New Jersey Gov. Chris Christie wants to put the prosecutor who gave NFL running back Ray Rice a deal to keep him out of court on the bench as a Superior Court judge.
Jim McClain, prosecutor in Atlantic County, made national news in 2014 after he agreed to let Rice into a pretrial intervention program for the assault of his then-fiancée Janay Palmer in an elevator at Revel Casino.
Christie filed a notice of intent to nominate McClain for the position, along with Atlantic City Administrative Law judge William Todd Miller and Ventnor Municipal judge Mary Siracusa.
Per the Press of Atlantic City, the nominees will now be interviewed by the New Jersey Senate Judiciary Committee before a vote on each candidate is conducted.

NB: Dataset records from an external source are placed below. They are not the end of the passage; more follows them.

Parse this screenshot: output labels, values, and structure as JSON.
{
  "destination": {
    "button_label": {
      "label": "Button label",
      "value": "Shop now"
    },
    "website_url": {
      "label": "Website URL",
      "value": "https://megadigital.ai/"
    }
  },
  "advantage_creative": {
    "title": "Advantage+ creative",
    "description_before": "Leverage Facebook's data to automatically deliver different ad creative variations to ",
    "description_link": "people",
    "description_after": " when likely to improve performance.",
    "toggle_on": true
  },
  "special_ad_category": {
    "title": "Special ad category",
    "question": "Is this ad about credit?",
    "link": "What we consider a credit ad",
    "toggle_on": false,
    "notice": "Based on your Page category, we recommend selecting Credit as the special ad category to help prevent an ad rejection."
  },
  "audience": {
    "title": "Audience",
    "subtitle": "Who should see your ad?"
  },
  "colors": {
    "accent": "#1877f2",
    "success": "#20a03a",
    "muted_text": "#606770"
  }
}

McClain should be easily approved for the post. Atlantic and Cape May counties have seen a shortage of judges for a few years, leading to Christie’s appointments this week. Per sources who work closely with Atlantic County officials, McClain is well-liked and respected in the community, most notably for his fair treatment of those he has been tasked with prosecuting.
While McClain has a positive track record locally, his decision in the Rice case was understandably a hot-button topic in New Jersey after State Senate President Stephen Sweeney (D) called for a review of the case in the wake of McClain’s decision after the elevator video came out.
The NFL’s bungling of the Rice situation did McClain’s office no favors, as Roger Goodell’s questionably-light initial suspension was pilloried in the wake of the video’s release. McClain, who was then acting Atlantic County Prosecutor, was thrust into the center of a national conversation on domestic violence, in large part because of the questionable way the video was released, and whether or not Atlantic County law enforcement had shared the video with the NFL offices before Rice had been suspended.
McClain stayed out of the spotlight as best he could during the fallout, routinely declining requests for an interview in early September 2014. He did speak to Lynda Cohen of the Press of AC a few days after the video was released, suggesting the visual evidence had no impact on the outcome of the case.
“Even if they disagree with why I did what I did, I just want people to know the decision was made after careful consideration of the law, careful consideration of the facts, hearing the voice of the victim and considering all the parameters,” he said. “I want people to have confidence in this agency, even if they don’t agree with everything we do.”
“I’m very glad that people are repulsed by the video, because this type of violence is an ugly, ugly thing,” McClain said. “But the fact that this assault was on video makes it no more nor any less ugly than those hundreds of domestic violence situations where similar violence was inflicted on a victim and it’s not captured on videotape. Reality is reality whether it’s captured on videotape or not. And the reality of violence is that it is always ugly.”
The Associated Press reported at the time that only 70 of the more than 15,000 domestic assault cases in New Jersey from 2010 to 2013 were given pretrial intervention by the Superior Court.
Rice has never played in the NFL again after being released by the Ravens the day the video was published.
Goodell has become the least effective commissioner in professional sports, first for his underreaction in the Rice case and then his subsequent overreaction to every disciplinary case he has heard since. Goodell has spent countless hours trying to rehabilitate his own image as a leader under the guise of “protecting the shield” and has revamped the NFL’s executive hierarchy when it comes to player discipline and public relations.
McClain, the official whose decision set all of this in motion, will soon become a judge.